Soudan : Soupçons d’un appui logistique éthiopien aux paramilitaires

Un rapport récent met en lumière un possible soutien militaire provenant d’une base située en Éthiopie en faveur des paramilitaires soudanais des Forces de soutien rapide (FSR) du général Mohamed Hamdan Dagalo dit « Hemedti ». Cette analyse, publiée par un laboratoire de recherche de l’université Yale, s’appuie sur des observations satellitaires et des données accessibles au public.

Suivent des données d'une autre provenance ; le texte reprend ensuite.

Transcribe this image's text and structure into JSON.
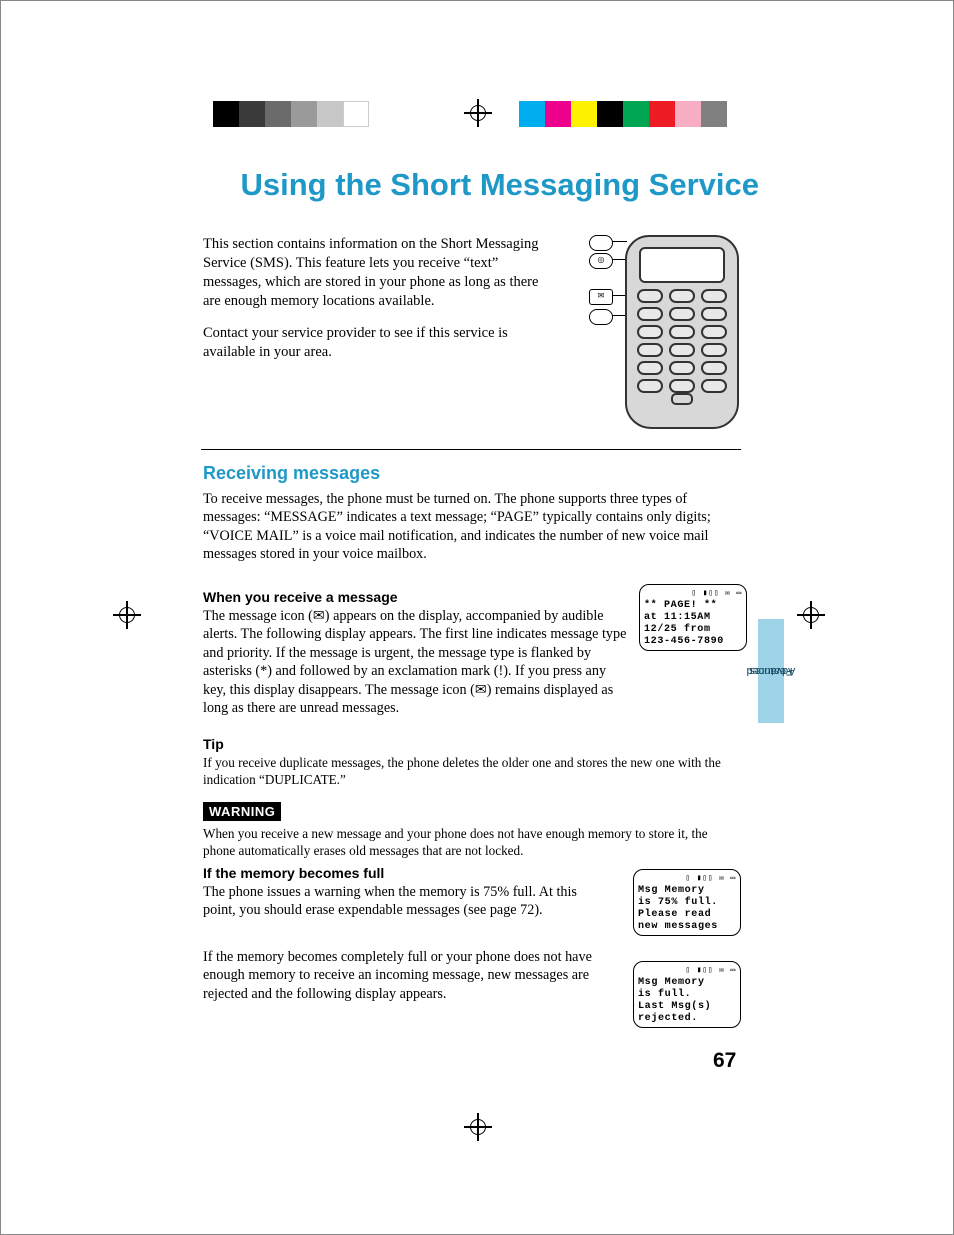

Selon le Humanitarian Research Lab (HRL) de l’École de santé publique de Yale, des activités jugées compatibles avec une aide militaire aux FSR ont été repérées sur la base d’Asosa, dans la région de Benishangul-Gumuz, entre la fin décembre 2025 et la fin mars 2026. Ces éléments suggèrent une implication indirecte dans le conflit qui oppose, depuis avril 2023, les FSR à l’armée régulière soudanaise.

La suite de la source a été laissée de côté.